A few weeks later, Martinez talked again about what Difo brought to the lineup.
“His offense has been — he’s really staying on the ball and using the middle of the field,” Martinez said.
“He’s driving the ball to left-center field, which is really nice to see. That’s the key for him not trying to do too much. Sometimes, as you see, if he hits a home run, he tends to get big for a little bit. We try to keep him back in the middle of the field. I think Difo’s going to be a really, really, really exciting player. He’s just got to remember to focus on the little things and stay focused and the complete game and he’s going to take off. He really is.
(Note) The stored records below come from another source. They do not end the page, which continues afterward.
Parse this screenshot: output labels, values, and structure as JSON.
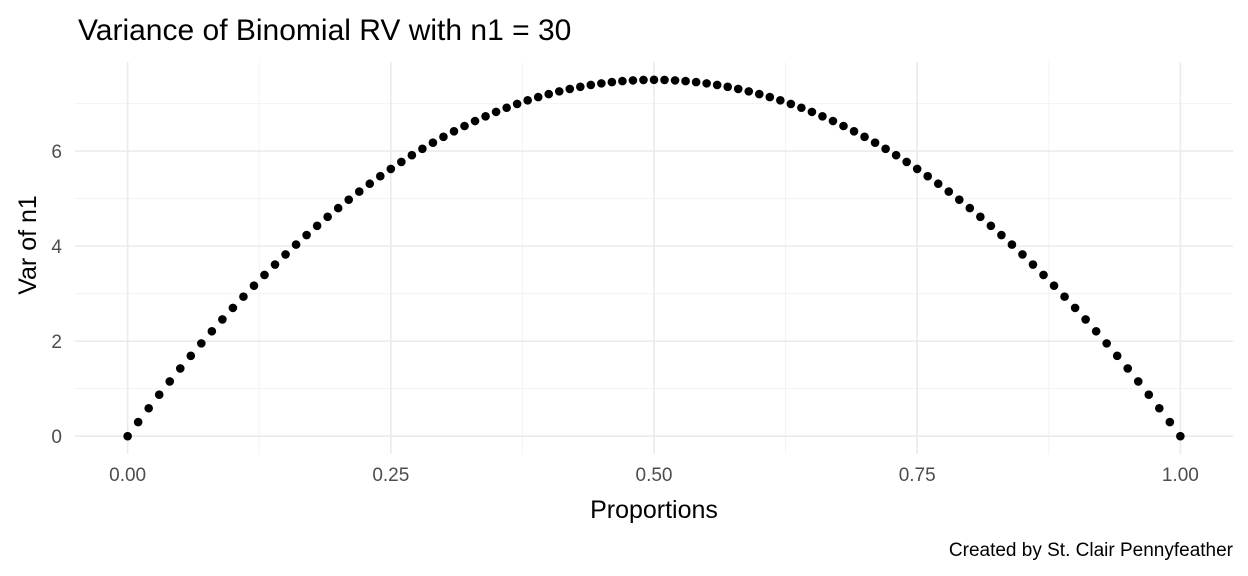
{
  "chart_data": {
    "type": "scatter",
    "title": "Variance of Binomial RV with n1 = 30",
    "xlabel": "Proportions",
    "ylabel": "Var of n1",
    "caption": "Created by St. Clair Pennyfeather",
    "n": 30,
    "xlim": [
      -0.05,
      1.05
    ],
    "ylim": [
      -0.375,
      7.875
    ],
    "x_ticks": [
      0,
      0.25,
      0.5,
      0.75,
      1
    ],
    "x_tick_labels": [
      "0.00",
      "0.25",
      "0.50",
      "0.75",
      "1.00"
    ],
    "x_minor_ticks": [
      0.125,
      0.375,
      0.625,
      0.875
    ],
    "y_ticks": [
      0,
      2,
      4,
      6
    ],
    "y_tick_labels": [
      "0",
      "2",
      "4",
      "6"
    ],
    "y_minor_ticks": [
      1,
      3,
      5,
      7
    ],
    "grid": true,
    "point_color": "#000000",
    "x": [
      0,
      0.01,
      0.02,
      0.03,
      0.04,
      0.05,
      0.06,
      0.07,
      0.08,
      0.09,
      0.1,
      0.11,
      0.12,
      0.13,
      0.14,
      0.15,
      0.16,
      0.17,
      0.18,
      0.19,
      0.2,
      0.21,
      0.22,
      0.23,
      0.24,
      0.25,
      0.26,
      0.27,
      0.28,
      0.29,
      0.3,
      0.31,
      0.32,
      0.33,
      0.34,
      0.35,
      0.36,
      0.37,
      0.38,
      0.39,
      0.4,
      0.41,
      0.42,
      0.43,
      0.44,
      0.45,
      0.46,
      0.47,
      0.48,
      0.49,
      0.5,
      0.51,
      0.52,
      0.53,
      0.54,
      0.55,
      0.56,
      0.57,
      0.58,
      0.59,
      0.6,
      0.61,
      0.62,
      0.63,
      0.64,
      0.65,
      0.66,
      0.67,
      0.68,
      0.69,
      0.7,
      0.71,
      0.72,
      0.73,
      0.74,
      0.75,
      0.76,
      0.77,
      0.78,
      0.79,
      0.8,
      0.81,
      0.82,
      0.83,
      0.84,
      0.85,
      0.86,
      0.87,
      0.88,
      0.89,
      0.9,
      0.91,
      0.92,
      0.93,
      0.94,
      0.95,
      0.96,
      0.97,
      0.98,
      0.99,
      1
    ],
    "y": [
      0,
      0.297,
      0.588,
      0.873,
      1.152,
      1.425,
      1.692,
      1.953,
      2.208,
      2.457,
      2.7,
      2.937,
      3.168,
      3.393,
      3.612,
      3.825,
      4.032,
      4.233,
      4.428,
      4.617,
      4.8,
      4.977,
      5.148,
      5.313,
      5.472,
      5.625,
      5.772,
      5.913,
      6.048,
      6.177,
      6.3,
      6.417,
      6.528,
      6.633,
      6.732,
      6.825,
      6.912,
      6.993,
      7.068,
      7.137,
      7.2,
      7.257,
      7.308,
      7.353,
      7.392,
      7.425,
      7.452,
      7.473,
      7.488,
      7.497,
      7.5,
      7.497,
      7.488,
      7.473,
      7.452,
      7.425,
      7.392,
      7.353,
      7.308,
      7.257,
      7.2,
      7.137,
      7.068,
      6.993,
      6.912,
      6.825,
      6.732,
      6.633,
      6.528,
      6.417,
      6.3,
      6.177,
      6.048,
      5.913,
      5.772,
      5.625,
      5.472,
      5.313,
      5.148,
      4.977,
      4.8,
      4.617,
      4.428,
      4.233,
      4.032,
      3.825,
      3.612,
      3.393,
      3.168,
      2.937,
      2.7,
      2.457,
      2.208,
      1.953,
      1.692,
      1.425,
      1.152,
      0.873,
      0.588,
      0.297,
      0
    ]
  }
}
“He’s exciting to watch. I love when he plays cause he’s got a lot of energy.
“The last three weeks he’s done unbelievable, he really has, and he plays with a lot of heart, and like I said, a lot energy.”
Difo was also, Martinez said, open to advice and able to apply it when it was offered.
“He wants to learn, he really does, and he prides himself on — he wants to play every day. He’s kind of like [Juan] Soto in that way, he loves playing the game of baseball.”
At that point in the season, however, Martinez said, and at that point in his career, Difo still needed to stay focused on the details.
“We talk about it every day. When something happens I’ll approach him the next day and talk about it and get him to understand that these are things that we need to keep working on. It’s not just about getting hits and hitting home runs, it’s about the little things. Getting the extra base, going first-to-third, knowing to cover first base on a bunt. All the time. Be aware all the time. It’s something that we talked about, I talked about being in and out of the circle as we do in the outfield. When you’re in the circle you’re engaged, when you’re out of the circle in-between pitches, go ahead and do whatever Difo does. But be engaged.”
In 33 games (26 starts) after Murphy was dealt, Difo struggled, going 20 for 100 in the last month-plus of the 2018 campaign (.200/.296/.350) with four doubles, a triple, and three home runs over that stretch to finish up at .230/.298/.350 with 14 doubles, seven triples, seven home runs, 39 walks, and 82 Ks in 456 PAs, over which he was worth 71 wRC+ and 0.4 fWAR.
Defensively, Difo finished the season with +2 Defensive Runs Saved, good for 9th overall in the National League in 2018. His 2.8 Ultimate Zone Rating was 5th-highest among National League second basemen. His .992 Fielding Percentage would have been the 2nd-highest in the NL if he had enough innings at second base to qualify for the leaderboard, and his three errors were the fewest among all NL infielders with at least 700 innings played at second in 2018.
Given what they saw from Difo this season, the Nationals will likely be back in the market for an everyday second baseman this winter, unless they decide that the top infield prospect in the organization, Carter Kieboom, is ready to assume everyday duties at either second base or at short in 2019 (though playing Trea Turner at second in that scenario seems unlikely).
Will Difo return to a utility role, backing up at second, short, and third base behind Anthony Rendon, Turner, and a new second baseman, respectively?
Is that where Difo belongs based on what you have seen from him so far in the majors?